7. Related Work
The extraction problem in equality saturation has grown in importance as e-graphs have been applied to compilers (Joshi, Nelson & Randall, 2002; VanHattum, Nigam, Lee, Bornholt & Sampson, 2021), SMT solvers (Flatt, Coward,Willsey, Tatlock & Panchekha, 2022), hardware verification (Coward, Constantinides & Drane, 2023), and manufacturing (Nandi et al., 2020). The standard extraction algorithm implemented in the egg framework (Willsey, Nandi,Wang, Flatt, Tatlock & Panchekha, 2021) performs a single bottom-up traversal that greedily selects the candidate minimizing a decomposable, single-node cost function such as abstract syntax tree size. This approach is efficient and provably optimal when costs decompose additively over individual nodes, but it cannot express objectives that depend on multi-node structural context. Earlier, Joshi, Nelson and Randall (2002) used e-graphs in the Denali superoptimizer to generate optimal code via goal-directed search, demonstrating the potential of e-graphs for program optimization; however, Denali does not formalize an extraction-time objective. To handle more general, non-decomposable cost functions, Tate, Stepp, Tatlock and Lerner (2009) formulated extraction as an integer linear program (ILP), enabling global optimality at the expense of NP-hard worst-case complexity that limits scalability to large e-graphs. Our work is complementary: rather than targeting arbitrary cost functions with a general-purpose solver, we identify a structured class of objectives—bounded-depth weighted pattern coverage—and exploit this structure to obtain an exact, polynomial-time algorithm.

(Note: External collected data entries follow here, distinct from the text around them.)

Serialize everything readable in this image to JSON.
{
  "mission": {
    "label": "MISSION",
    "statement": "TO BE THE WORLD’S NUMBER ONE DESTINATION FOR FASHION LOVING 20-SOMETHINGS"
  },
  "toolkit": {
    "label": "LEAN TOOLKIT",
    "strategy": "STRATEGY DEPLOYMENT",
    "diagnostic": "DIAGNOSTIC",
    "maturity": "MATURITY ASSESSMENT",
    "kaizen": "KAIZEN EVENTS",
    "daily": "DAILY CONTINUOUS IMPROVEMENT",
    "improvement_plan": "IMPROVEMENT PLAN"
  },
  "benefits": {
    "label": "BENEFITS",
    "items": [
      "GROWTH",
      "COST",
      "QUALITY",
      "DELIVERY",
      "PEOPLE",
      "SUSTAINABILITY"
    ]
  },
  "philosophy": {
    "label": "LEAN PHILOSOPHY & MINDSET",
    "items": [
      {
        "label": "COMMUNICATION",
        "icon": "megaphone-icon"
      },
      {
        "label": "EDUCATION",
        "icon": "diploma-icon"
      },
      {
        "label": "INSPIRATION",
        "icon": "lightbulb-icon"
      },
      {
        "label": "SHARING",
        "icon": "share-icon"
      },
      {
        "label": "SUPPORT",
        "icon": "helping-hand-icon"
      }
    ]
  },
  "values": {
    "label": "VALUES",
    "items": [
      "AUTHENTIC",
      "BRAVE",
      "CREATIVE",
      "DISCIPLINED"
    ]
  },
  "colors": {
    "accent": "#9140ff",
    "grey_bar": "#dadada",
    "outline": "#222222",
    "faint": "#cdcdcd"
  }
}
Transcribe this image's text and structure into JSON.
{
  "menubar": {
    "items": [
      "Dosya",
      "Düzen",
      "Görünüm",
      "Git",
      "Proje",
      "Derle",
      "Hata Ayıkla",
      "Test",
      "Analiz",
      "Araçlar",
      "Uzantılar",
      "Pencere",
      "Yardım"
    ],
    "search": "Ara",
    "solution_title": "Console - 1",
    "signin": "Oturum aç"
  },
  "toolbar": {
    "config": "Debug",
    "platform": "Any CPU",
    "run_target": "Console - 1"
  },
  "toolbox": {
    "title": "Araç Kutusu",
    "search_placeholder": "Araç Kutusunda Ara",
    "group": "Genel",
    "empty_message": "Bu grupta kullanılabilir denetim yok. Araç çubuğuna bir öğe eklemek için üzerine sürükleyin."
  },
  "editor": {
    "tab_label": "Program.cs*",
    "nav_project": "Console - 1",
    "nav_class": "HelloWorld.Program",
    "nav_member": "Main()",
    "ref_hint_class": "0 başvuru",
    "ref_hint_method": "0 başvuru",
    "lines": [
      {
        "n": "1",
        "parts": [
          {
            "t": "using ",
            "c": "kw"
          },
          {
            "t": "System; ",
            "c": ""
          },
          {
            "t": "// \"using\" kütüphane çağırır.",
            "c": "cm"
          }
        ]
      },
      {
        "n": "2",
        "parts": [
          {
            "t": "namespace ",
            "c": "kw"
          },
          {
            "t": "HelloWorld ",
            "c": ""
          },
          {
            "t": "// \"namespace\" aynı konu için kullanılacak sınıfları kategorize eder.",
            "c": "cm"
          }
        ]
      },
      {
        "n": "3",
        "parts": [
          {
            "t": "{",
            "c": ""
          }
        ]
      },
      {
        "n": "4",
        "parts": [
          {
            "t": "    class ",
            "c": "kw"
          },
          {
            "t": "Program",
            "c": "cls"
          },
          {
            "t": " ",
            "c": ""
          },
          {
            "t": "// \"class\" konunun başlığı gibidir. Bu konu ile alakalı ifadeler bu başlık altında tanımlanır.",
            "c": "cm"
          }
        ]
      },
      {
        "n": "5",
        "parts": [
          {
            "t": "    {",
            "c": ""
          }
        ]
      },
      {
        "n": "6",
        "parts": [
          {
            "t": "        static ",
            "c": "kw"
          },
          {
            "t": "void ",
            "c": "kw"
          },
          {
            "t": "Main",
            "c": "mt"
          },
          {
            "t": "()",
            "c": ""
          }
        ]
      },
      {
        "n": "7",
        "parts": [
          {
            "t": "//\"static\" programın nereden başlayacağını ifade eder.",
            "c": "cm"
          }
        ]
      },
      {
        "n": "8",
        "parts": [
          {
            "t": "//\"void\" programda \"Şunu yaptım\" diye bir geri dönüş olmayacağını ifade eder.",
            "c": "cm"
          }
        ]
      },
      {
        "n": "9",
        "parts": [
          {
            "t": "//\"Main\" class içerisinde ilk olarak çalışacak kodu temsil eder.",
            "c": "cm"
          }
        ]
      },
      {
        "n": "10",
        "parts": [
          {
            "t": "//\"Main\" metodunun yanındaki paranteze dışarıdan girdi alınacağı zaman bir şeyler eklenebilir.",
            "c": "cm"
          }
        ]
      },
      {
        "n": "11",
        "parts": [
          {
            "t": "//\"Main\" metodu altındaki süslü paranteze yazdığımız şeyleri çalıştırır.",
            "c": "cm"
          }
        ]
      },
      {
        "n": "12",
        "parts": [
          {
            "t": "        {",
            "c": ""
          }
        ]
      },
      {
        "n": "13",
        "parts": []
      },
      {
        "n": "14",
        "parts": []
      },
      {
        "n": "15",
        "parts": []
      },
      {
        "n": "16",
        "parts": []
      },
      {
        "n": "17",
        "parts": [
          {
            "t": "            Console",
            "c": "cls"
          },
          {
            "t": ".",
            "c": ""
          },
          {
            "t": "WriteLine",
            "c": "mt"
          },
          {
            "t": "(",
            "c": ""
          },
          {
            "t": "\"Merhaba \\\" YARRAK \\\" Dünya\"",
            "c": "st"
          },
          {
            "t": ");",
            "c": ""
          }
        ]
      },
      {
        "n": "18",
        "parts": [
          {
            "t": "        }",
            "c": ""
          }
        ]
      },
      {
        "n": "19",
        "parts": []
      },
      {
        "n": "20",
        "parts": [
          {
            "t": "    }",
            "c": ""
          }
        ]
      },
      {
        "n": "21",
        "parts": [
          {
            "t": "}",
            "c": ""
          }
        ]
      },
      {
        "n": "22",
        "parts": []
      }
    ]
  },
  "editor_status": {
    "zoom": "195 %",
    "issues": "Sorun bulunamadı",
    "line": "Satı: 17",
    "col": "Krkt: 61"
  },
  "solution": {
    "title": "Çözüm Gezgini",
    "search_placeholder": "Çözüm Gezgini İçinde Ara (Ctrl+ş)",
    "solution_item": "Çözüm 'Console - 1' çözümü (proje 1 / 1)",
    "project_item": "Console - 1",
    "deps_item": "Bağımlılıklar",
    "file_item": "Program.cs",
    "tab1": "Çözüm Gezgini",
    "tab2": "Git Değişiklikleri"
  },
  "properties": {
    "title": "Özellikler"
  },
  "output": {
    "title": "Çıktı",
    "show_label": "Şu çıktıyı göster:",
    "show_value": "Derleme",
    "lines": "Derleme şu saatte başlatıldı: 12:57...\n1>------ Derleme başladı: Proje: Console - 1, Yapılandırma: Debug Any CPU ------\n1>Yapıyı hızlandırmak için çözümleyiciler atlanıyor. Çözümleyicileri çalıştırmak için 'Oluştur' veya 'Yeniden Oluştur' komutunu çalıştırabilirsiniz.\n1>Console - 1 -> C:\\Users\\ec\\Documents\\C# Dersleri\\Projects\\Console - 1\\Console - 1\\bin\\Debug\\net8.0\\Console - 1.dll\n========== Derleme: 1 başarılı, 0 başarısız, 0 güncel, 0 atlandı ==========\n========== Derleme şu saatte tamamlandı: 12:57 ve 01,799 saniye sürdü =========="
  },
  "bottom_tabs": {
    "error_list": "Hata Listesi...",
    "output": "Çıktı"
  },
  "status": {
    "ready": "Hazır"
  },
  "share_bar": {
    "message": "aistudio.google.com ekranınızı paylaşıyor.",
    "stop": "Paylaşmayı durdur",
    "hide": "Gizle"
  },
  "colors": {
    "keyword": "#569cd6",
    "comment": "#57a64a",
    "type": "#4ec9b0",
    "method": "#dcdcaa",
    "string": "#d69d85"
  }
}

Beyond computational cost, the ILP formulation exhibits a structural limitation for the weighted pattern cover objective. The ILP encoding of Tate, Stepp, Tatlock and Lerner (2009) assigns one binary variable per (e-class, e-node) pair, enforcing a global selection that cannot express position-dependent decisions when a shared e-class appears under parents with differing contextual requirements. The pattern cover objective is therefore
structurally incompatible with the ILP formulation: the gap lies in the distinction between global selection and position-dependent selection, which DAG-to-tree unfolding (
Section 4.1) resolves.
A closely related line of work originates from compiler instruction selection, where the tree covering problem seeks to partition a fixed expression tree into non-overlapping tiles matching instruction patterns at minimum total cost. Aho, Ganapathi and Tjiang (1989) formalized code generation as tree matching with dynamic programming, and Pelegri-Llopart and Graham (1988) established the BURS (Bottom-Up Rewrite System) framework with offline automaton compilation (Proebsting, 1995); both achieve optimal tree covering via bottom-up dynamic programming when the input is a fixed tree. However, extending tree covering from trees to DAGs—as required when expression DAGs contain shared subexpressions—renders the problem NP-complete (Blindell, 2016). Practical compilers such as GCC and LLVM therefore resort to unfolding DAGs into trees before applying instruction selection (Koes & Goldstein, 2008). Our algorithm adopts the same unfolding principle but applies it to the AND-OR DAG structure of e-graphs, where each e-class (OR node) introduces candidate selection on top of the standard tile assignment problem. This additional degree of freedom necessitates a three-state DP—the minimal extension of classical BURS that explicitly tracks the tile-leaf role arising from depth-2 mutual exclusivity. When the e-graph degenerates to a single-candidate-per-class tree, the algorithm reduces to standard BURS. To our knowledge, no prior work has migrated tree covering techniques to the e-graph extraction setting or formalized the weighted pattern cover objective on AND-OR DAGs.